Ce n'est pas fréquent chez moi mais force est de reconnaitre que le Premier Secrétaire du PS est pour une fois cohérent dans cette affaire. Si j'ai bien saisi, il enjoint à l'UMP de sanctionner cette 1ère adjointe qui a dit que Christiane Taubira était "noire".
Si je le crédite en effet de cohérence en l'espèce, c'est qu'il tranche avec l'attitude généralement adoptée par le pouvoir. Ce dernier déverse ses sermons, ses remontrances, ses leçons de pureté républicaine mais se garde bien - ou alors trop peu - de faire engager des poursuites pour des propos ou des comportements qu'il affirme racistes.

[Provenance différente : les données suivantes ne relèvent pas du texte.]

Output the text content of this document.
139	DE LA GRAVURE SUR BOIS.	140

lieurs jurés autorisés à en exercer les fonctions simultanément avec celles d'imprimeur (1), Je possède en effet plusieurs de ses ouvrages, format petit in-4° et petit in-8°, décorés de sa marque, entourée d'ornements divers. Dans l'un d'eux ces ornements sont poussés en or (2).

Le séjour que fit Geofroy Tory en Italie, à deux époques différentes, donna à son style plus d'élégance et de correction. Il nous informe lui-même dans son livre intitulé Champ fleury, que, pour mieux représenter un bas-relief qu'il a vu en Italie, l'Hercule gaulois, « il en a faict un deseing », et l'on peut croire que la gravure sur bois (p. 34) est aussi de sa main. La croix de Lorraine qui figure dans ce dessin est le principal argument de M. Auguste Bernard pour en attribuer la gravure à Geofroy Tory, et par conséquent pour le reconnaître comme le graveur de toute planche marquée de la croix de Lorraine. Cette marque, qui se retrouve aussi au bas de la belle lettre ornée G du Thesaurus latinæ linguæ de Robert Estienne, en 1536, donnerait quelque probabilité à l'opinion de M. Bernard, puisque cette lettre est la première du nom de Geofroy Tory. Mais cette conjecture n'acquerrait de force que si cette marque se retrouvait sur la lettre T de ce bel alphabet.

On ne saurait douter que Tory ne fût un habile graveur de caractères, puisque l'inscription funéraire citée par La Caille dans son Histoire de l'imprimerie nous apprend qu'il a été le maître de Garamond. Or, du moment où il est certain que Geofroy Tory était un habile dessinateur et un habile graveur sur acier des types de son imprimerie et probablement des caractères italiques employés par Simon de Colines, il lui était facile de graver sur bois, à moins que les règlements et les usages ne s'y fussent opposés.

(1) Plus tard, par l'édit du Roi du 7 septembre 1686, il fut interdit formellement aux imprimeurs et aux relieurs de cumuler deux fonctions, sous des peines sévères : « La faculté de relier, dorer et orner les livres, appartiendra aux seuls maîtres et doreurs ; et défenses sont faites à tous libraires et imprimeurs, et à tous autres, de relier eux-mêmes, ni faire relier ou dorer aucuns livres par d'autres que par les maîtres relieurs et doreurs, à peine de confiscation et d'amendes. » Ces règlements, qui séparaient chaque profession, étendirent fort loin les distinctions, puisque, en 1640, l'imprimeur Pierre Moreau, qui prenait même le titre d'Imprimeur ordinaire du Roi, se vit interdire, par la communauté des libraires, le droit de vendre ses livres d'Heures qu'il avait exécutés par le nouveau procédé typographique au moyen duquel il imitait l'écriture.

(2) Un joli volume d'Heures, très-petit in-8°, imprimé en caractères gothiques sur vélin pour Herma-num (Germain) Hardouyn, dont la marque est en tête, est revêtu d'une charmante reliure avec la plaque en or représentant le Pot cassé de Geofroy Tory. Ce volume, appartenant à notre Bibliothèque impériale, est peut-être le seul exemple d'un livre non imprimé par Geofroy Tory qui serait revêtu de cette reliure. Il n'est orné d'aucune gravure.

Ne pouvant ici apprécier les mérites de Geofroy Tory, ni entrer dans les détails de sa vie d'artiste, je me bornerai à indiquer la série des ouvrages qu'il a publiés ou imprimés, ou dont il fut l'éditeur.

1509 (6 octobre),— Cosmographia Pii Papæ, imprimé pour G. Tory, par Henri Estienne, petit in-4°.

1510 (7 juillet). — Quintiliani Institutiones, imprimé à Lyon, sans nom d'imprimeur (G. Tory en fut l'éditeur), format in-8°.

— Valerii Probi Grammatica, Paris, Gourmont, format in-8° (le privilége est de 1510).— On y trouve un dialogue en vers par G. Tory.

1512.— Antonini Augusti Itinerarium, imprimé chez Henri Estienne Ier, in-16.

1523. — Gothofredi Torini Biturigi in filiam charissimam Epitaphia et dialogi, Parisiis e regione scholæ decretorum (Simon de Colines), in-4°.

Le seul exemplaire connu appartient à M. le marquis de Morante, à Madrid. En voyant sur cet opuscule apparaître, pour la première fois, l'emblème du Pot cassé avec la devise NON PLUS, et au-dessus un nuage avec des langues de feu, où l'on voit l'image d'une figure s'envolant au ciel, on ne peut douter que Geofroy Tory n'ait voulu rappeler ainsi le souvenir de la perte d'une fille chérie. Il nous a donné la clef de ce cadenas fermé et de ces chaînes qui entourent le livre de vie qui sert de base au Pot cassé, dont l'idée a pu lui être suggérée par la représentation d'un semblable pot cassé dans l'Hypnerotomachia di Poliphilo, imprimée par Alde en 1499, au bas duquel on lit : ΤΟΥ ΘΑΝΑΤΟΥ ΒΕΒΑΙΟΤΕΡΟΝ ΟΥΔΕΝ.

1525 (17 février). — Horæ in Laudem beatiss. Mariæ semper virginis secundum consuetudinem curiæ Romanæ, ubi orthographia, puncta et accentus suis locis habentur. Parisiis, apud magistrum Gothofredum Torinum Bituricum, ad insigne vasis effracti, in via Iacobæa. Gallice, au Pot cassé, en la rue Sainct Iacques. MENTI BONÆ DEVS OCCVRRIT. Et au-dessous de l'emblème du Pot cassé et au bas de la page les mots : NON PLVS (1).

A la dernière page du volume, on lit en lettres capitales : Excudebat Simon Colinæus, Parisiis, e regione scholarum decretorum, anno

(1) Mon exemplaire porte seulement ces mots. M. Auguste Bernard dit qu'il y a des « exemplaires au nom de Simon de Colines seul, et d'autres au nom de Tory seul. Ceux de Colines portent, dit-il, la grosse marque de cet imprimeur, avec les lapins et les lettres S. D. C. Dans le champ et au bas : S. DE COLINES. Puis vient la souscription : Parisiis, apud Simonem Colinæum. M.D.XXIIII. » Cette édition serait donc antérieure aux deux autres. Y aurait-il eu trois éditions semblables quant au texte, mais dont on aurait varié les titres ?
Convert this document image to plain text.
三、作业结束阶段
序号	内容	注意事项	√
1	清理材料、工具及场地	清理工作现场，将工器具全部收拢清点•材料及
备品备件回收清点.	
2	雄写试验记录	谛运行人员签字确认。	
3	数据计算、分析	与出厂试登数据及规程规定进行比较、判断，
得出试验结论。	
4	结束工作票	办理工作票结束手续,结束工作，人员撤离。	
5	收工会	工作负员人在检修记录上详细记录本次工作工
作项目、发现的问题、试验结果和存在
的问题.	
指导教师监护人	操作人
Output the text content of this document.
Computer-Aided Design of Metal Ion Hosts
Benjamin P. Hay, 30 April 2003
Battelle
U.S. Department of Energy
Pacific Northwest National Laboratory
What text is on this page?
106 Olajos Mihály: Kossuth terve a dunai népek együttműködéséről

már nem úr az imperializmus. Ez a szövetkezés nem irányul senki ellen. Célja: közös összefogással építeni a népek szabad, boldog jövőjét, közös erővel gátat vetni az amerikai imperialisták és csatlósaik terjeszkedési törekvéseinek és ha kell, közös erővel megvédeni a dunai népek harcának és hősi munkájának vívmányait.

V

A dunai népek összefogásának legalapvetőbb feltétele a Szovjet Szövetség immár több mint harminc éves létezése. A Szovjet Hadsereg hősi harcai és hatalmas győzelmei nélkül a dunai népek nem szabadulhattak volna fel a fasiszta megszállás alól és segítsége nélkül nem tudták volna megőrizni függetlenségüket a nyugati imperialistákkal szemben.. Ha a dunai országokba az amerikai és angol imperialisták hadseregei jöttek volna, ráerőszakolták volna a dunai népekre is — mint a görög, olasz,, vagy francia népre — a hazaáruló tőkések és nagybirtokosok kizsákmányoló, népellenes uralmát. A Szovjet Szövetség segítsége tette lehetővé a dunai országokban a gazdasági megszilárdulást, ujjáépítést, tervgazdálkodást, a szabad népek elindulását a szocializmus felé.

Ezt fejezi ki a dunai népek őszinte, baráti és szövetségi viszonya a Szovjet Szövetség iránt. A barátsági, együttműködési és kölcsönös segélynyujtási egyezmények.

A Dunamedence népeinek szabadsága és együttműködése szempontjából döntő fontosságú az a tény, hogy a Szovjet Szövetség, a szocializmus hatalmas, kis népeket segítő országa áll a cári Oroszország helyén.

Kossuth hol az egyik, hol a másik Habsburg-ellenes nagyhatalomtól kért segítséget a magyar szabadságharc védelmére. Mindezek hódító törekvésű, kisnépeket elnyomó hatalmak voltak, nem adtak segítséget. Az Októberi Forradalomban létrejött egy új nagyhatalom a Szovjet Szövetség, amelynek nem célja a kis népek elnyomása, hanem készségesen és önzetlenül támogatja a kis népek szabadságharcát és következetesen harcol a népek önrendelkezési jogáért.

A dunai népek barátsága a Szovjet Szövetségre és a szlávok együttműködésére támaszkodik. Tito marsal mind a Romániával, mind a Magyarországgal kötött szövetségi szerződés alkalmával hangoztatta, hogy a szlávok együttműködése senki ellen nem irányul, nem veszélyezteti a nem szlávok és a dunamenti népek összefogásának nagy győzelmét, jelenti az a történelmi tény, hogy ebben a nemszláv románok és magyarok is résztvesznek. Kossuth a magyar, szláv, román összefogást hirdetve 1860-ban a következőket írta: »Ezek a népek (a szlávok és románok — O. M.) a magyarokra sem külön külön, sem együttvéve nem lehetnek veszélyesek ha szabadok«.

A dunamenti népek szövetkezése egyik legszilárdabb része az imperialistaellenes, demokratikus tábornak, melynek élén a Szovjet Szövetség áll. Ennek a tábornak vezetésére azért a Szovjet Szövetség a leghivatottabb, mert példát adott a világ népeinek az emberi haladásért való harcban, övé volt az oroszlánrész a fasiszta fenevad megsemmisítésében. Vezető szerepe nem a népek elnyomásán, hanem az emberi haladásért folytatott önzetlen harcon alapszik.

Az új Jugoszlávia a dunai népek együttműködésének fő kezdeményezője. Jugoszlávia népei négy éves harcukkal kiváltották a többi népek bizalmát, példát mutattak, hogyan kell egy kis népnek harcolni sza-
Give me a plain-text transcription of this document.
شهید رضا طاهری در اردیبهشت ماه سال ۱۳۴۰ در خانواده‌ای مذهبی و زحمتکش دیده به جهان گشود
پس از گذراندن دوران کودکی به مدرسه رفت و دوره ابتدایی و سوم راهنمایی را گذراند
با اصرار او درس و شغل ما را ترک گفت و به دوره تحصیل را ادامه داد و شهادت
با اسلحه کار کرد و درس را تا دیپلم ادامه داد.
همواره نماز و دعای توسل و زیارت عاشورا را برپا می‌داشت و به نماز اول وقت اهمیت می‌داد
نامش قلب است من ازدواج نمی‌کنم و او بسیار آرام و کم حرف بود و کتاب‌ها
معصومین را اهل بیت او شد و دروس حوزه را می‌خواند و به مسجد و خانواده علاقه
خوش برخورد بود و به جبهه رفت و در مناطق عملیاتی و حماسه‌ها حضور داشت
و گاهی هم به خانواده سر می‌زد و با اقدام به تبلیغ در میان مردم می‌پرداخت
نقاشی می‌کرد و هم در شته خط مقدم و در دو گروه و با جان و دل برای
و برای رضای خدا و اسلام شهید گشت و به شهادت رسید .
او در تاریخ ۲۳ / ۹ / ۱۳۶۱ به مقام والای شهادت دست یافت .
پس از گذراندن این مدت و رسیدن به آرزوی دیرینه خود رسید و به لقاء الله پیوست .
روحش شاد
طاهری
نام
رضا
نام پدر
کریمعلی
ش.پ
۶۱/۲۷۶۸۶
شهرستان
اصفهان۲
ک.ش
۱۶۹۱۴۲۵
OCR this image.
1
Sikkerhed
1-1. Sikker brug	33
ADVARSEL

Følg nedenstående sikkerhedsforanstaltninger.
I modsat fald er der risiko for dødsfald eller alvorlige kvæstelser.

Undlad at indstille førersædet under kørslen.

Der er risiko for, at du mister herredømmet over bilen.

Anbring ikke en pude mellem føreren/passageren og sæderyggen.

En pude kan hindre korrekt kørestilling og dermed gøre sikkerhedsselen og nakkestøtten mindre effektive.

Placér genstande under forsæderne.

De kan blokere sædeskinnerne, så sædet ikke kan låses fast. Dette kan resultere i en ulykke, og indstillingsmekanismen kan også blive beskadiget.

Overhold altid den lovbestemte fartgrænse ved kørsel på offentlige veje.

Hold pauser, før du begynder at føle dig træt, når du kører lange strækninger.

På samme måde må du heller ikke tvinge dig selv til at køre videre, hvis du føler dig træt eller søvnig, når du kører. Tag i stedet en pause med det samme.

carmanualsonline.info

Sur la seule foi de sa bonne conscience partisane.
De la sorte il occupe abusivement le terrain, prétendument par éthique, et se campe entre la liberté totale et le processus judiciaire. Dorénavant il conviendrait de se moquer de ses crises de colère et d'indignation tant qu'elles n'iront pas au bout. Ou la justice sera saisie pour un vrai débat au regard de la multitude des griefs et des accusations à l'encontre de la ministre Taubira et de leurs éventuels excès ou il faudra cesser ces procès verbeux qui jouent avec des condamnations pénales virtuelles et qui émanent d'une gauche d'autant plus accrochée à l'oriflamme - est-ce permis ? - de Christiane Taubira qu'il est tombé pratiquement en lambeaux.
Je le répète, il faut être impitoyable avec les dérives et les transgressions véritables qui dont aisément détectables : ce sont celles qui, gauche et droite confondues, sont rejetées et dont la judiciarisation est inévitable.
Mais qu'on n'oublie pas non plus qu'à force de rejet, d'indifférence et de mépris, des citoyens élus ou non peuvent malheureusement s'abandonner, au-delà de la révolte politique, à des malfaisances humaines. Ils sont coupables mais on ne peut pas, par provocation, maintenir un ministre qui perd sans, à la longue, exacerber un climat que par ailleurs on persévère à chauffer à blanc (est-ce toléré ?).
En conclusion - cela ne s'est pas produit depuis très longtemps et je suppute que cette bienveillance ne se renouvellera pas de sitôt -, j'approuve absolument Nicolas Sarkozy qui, lors de la commission exécutive de l'UMP le 4 mars, a soutenu Gérald Darmanin et invité les cadres à s'inspirer de lui (Le Canard enchaîné).
Il est navrant que le président de la République se défausse avec désinvolture de son implacable responsabilité :"Que la droite continue à faire ce qu'elle fait avec Taubira et ça va servir le Front national".
Ceux qui ne veulent plus de cette ministre ne sont pas moins honorables que le dernier carré qui feint d'en raffoler.
La colère du président de la République et du Premier ministre a toutes les apparences pour elle mais notre colère vaut bien la leur.